⑤ 分け開いた右掌を見ながら下方に押え始め、目線を水平に左軸脚先左方向に向ける(北方向)。下げ始めた両掌は肩の高さから45°位下げた所から、肘を張りながら指先を身体の中心に合わせ続ける。左脚胯関節にAの運動が起き、右脚踵が上がる。

⑥ 両掌を身体の中心に合せ続け、右掌を左掌の内側に、両掌手首を交差させる。この時左脚胯関節にB⁺の運動が起き、体軸が左脚に乗る。

⑦ 腹前で交差した両掌は尺骨側を使って外旋させながら、掌心内向きに胸前に上げる。この動作で掌手首と同時に膝を引き上げて左独立歩を完了させる。目線は合わせた両掌手首方向に向ける。

⑧ 目線を東南30°方向に向け、同時に右胯関節も開き、蹴り出す方向に合せる。

⑨ 胸前に交差させた両掌を胸の中心から開き始め、右脚・足首をつま先を上げる様に曲げて、蹴り出す準備をする。

⑩ 両掌を分けると同時に右脚を蹴り出し、踵に力点を意識して右蹬脚を完了させる。

「動作の要領と注意点」

1. ①、②の動作では肩を開く事をせず、最初から左掌を差し込む人が多くみられます。肩を開く事で腰をゆるめ、左膝が前方に張り出され円襠が強まります。それにより、その後の左掌の差し込みで左脚も引き寄せるのでは無く寄って来ます。
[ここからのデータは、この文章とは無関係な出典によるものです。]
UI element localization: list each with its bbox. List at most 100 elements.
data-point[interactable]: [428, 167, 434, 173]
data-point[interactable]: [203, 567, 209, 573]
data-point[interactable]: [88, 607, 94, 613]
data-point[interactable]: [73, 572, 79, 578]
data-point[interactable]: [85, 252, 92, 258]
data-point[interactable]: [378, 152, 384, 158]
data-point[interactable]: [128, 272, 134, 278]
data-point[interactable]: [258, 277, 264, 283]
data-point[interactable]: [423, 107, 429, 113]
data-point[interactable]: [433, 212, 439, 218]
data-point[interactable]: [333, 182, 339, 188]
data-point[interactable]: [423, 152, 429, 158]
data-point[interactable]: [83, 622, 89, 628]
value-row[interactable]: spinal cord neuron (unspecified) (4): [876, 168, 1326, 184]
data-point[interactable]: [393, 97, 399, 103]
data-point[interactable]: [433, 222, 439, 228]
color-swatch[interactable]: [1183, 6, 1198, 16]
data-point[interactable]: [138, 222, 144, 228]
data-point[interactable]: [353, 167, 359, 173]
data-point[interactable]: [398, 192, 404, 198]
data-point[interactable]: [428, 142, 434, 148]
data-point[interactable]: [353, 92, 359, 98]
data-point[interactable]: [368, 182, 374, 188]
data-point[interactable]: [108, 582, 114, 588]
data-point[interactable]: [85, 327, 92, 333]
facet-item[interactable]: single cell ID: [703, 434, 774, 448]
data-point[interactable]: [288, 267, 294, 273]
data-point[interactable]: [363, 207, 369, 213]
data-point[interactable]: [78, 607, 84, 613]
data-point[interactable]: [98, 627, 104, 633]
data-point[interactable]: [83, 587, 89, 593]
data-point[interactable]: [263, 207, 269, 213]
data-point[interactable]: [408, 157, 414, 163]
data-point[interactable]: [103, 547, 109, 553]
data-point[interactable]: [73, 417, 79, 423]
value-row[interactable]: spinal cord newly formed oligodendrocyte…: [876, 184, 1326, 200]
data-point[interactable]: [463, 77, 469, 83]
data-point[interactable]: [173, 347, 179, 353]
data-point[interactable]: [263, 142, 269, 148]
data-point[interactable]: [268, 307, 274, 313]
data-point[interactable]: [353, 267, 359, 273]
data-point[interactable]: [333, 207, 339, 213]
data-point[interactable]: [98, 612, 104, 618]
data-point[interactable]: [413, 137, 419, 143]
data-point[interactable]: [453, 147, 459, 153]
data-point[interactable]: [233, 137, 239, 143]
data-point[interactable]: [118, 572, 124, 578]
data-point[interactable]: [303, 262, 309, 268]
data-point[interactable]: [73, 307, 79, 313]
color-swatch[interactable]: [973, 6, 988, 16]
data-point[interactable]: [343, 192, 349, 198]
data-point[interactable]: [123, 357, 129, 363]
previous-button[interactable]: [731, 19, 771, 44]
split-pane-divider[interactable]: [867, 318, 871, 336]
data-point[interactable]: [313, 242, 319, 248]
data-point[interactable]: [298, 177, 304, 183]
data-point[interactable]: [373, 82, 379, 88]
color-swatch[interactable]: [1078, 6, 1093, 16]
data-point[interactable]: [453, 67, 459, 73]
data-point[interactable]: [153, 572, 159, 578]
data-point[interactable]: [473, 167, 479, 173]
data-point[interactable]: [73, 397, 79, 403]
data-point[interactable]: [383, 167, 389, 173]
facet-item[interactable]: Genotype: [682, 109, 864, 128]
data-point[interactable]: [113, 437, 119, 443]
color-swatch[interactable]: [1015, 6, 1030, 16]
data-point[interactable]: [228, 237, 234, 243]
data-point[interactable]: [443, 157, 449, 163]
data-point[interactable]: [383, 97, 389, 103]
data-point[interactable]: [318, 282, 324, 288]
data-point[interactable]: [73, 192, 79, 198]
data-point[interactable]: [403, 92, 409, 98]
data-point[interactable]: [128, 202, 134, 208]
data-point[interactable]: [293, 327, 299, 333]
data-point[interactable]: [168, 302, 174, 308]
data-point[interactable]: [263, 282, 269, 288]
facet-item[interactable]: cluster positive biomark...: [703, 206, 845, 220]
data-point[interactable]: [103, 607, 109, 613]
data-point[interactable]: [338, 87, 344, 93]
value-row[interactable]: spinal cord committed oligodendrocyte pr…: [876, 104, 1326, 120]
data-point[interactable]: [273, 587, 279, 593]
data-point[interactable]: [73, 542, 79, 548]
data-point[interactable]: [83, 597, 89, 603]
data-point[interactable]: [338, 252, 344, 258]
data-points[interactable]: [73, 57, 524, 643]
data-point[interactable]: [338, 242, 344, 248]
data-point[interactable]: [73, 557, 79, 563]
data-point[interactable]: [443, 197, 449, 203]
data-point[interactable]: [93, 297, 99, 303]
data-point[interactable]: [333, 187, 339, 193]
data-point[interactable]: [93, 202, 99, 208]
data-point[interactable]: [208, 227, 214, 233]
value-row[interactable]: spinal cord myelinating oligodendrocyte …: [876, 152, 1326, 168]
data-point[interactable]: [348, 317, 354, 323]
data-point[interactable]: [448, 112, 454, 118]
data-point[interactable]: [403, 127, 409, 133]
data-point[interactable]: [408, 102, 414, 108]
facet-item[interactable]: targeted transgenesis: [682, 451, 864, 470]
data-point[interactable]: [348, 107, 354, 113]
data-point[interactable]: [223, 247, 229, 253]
2. ③の動作では左掌の内旋で右胯関節のB⁺の動作をはっきり作り、東北30°に上歩ます。その時、左脚が右脚と交差してしまったり、適切な横幅が取れないと安定した独立歩を作る事が出来ません。過渡動作であっても弓歩の歩型は正しく作る事は大切な事です。

3. ⑤の動作では下方に押えながらの手法です。両肘関節を伸ばした状態で交差させると脇がつまり、胸前に挙げた時に、胸前が詰まり、独立歩を安定させる事が出来ません。

4. 独立歩で立ち上がり右膝を引き上げたら、胸前に交差させた両掌をわずかに内旋させ、肩を沈め、腰をゆるめ、上方に上がった気を落し、独立歩を安定させます。

5. 右脚を蹴り出す時は、立ち上がる時に吸った息を軽く吐いて息を止めて蹴り終わる迄この状態を保ちます。蹴り終わったら自然呼吸に戻しましょう。

6. 右脚は各自の体力、能力に合せて高さも決めましょう。一般的な動作規格では蹴り出した踵は胯関節より上にとありますが、各自の能力に合わせましょう。しかし目線・右掌と右脚は必ず同じ方向に合せます。膝関節は伸ばし足首は曲げて、踵に勁点を合わせましょう。